BMJOG Blog: Depression and IBD, artificial intelligence in colorectal cancer, coeliac disease and managing underperforming endoscopists

In this month’s blog, Dr. Christian Selinger, one of BMJOG’s associate editors and consultant Gastroenterologist in Leeds, selects his top publications from the last month and reflects on the findings and impact of these papers. These articles cover a wide-range of topics, reflecting contemporary luminal GI research in IBD, colorectal cancer, coeliac disease and endoscopy. Following our editorial board meeting this month we are extremely pleased with the progress of BMJOG over the last 12 months- submissions, publications and interest has built hugely. We hope to build on the success of these blog posts and increase the social media impact further to improve the educational value of the journal and content.

In the first paper Dr. Selinger has selected an article from Blackwell and colleagues on the association between antidepressant use and steroid dependency in IBD. The authors report corticosteroid dependency occurring more frequently in continuous antidepressant use (SSRI and TCAs) compared with non-users (19% vs 24% vs 14%, respectively, χ2 p=0.002). The authors included a large number of patients in this population-based study (n=6373) and conclude that antidepressant medication use may be a flag for worse clinical outcomes in patients with ulcerative colitis. Despite these very interesting data it is not clear whether antidepressant medication use is a consequence of poor IBD control resulting in low mood, or if patients with depression are more likely to end up on steroids through not accessing care/poor selfcare, resulting in worse long-term IBD control. Overall, it is vital to assess the psychological state of an individual when reviewing patients in clinic.
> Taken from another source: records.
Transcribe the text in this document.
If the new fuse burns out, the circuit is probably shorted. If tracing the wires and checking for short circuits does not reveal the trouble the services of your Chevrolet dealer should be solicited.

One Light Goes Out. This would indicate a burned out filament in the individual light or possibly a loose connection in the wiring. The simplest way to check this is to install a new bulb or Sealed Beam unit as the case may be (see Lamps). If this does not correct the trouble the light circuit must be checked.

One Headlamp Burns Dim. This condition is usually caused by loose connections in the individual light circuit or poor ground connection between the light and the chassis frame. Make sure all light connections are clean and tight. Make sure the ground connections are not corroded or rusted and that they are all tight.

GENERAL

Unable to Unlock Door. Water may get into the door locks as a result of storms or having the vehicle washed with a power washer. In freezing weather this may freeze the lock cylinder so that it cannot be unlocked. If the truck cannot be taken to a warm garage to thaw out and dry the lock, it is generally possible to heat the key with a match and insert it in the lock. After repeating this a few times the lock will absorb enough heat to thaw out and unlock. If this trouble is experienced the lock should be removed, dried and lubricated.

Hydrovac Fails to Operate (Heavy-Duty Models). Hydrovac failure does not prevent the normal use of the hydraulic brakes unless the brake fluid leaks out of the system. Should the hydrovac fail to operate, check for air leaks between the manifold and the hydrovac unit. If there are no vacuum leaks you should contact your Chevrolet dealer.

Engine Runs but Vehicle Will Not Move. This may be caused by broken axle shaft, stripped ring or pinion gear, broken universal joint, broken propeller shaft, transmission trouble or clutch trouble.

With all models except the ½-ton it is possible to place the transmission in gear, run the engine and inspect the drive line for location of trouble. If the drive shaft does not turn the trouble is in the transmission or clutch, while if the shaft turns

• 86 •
The second manuscript centres on a hugely interesting and contemporary area in healthcare, the use of artificial intelligence to aid with diagnosis and treatment of patients. In this paper Ayling et al report their use of the ColonFlag score for prioritisation of endoscopy in colorectal cancer. ColonFlag is an artificial intelligence algorithm based on full blood count parameters, age and sex, and was shown in this analysis to have equal sensitivity and better specificity than faecal-Hb at a cut-off of 10 µg/g for detection of colorectal carcinoma. The authors also compared ColonFlag to faecal immunochemical testing (FIT), which has a much broader evidence base and observe combination of the ColonFlag algorithm with FIT shows slightly better results than either alone. We are very interested to see non-stool based approaches at colorectal cancer risk stratification. Interestingly a cost-effectiveness test would be very helpful to determine it’s utility as a screening tool. AI’s use is increasing and is already being seen as the future in detection of abnormalities in endoscopy. This study points towards the potential utility of AI to aid with screening in a relatively common condition, however a bigger and prospective study is needed to demonstrate the robustness of these findings and transition to clinical use. Overall Dr. Selinger and I feel that this is an exciting idea, with good results, but not ready for clinical application yet.
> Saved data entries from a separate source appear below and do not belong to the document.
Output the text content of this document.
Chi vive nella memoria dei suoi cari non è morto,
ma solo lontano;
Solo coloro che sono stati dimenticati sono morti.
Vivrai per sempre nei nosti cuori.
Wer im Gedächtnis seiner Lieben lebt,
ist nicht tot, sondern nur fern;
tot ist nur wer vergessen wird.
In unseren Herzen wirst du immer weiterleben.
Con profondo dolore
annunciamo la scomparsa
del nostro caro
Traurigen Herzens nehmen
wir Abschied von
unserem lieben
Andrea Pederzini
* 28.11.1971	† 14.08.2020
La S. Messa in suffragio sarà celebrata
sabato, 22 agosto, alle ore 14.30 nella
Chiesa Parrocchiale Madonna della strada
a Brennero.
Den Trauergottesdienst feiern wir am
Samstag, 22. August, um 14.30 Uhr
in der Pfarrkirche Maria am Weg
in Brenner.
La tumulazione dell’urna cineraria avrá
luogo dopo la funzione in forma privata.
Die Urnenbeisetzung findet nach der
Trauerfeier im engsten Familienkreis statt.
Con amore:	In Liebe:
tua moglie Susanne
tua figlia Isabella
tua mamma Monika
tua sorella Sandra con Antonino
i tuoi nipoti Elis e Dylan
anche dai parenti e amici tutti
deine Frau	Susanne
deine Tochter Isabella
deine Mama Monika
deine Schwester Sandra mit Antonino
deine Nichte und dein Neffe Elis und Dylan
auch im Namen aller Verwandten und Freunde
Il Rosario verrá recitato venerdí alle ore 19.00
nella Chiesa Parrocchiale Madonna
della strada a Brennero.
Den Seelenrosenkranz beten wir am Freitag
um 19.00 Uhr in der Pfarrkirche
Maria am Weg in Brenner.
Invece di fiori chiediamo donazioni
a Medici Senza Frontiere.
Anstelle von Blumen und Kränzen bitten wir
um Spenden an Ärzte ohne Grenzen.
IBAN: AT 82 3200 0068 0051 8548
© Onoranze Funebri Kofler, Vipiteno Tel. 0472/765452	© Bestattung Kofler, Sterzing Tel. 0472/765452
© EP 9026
In the final paper from BMJOG we discuss a slightly controversial concept proposed by Taylor et al, namely do gastroenterologists have medical inertia towards coeliac disease? The authors report on a multicentre study from the UK and compared a number of outcome measures for patients with Coeliac disease and patients with IBD. The authors report that patients with suspected Coeliac disease wait longer for initial endoscopy, guidelines for duodenal biopsy are frequently not followed, and gastroenterologist’s knowledge of Coeliac disease prevalence was poor. The authors conclude that these data suggest ‘medical inertia towards Coeliac disease’. This paper raises several interesting points. Dr Selinger and I agree that Coeliac patients may wait longer than IBD patient for a diagnosis, but the paper does not study the impacts of this delay and it is possible it may have no consequences in the long-term. We also are intrigued by the use of IBD as a ‘control’ group, with the trajectories for patients adhering to treatment differing widely post-diagnosis. It is clear that Coeliac disease is a common and important condition to diagnose and treat. Improving recognition of the illness remains imperative, however, the ongoing involvement of physicians in stable patients and comparability to IBD remain up for debate.
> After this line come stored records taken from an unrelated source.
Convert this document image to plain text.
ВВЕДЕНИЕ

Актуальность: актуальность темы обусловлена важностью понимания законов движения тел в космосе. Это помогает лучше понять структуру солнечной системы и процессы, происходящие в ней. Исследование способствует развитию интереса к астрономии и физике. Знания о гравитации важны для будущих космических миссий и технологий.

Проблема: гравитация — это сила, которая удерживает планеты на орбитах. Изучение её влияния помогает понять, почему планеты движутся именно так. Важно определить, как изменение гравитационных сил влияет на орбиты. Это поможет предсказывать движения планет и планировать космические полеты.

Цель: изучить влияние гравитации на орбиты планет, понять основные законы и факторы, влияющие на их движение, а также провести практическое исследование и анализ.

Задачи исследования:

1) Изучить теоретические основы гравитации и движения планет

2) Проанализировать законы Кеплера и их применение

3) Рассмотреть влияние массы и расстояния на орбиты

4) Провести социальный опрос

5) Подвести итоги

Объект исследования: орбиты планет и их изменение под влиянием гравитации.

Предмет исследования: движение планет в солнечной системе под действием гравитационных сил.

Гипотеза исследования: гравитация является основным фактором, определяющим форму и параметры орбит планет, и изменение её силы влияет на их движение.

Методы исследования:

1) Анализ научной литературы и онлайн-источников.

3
In our external paper, Dr. Selinger has selected an article from one of our sister journals, Frontline Gastroenterology, on the Joint Advisory Group on Gastrointestinal Endoscopy (JAG) framework for managing underperformance in gastrointestinal endoscopy. This position statement from JAG seeks to address underperformance in a supportive and constructive way by understanding the underlying reasons for underperformance and helping endoscopist improve rather than punishment. This paper is especially interesting in the era of COVID-19 compounding the reduced endoscopy numbers during training. We acknowledge that this combination has the potential to result in reduced confidence/performance at ‘independent’ consultant endoscopist level. Whilst this paper highlights the ways in which support can be provided, including coaching, mentoring, training and upskilling, if adequate quality is not met after all these interventions then there must be a system to remove providers in order to safeguard patients and outcomes.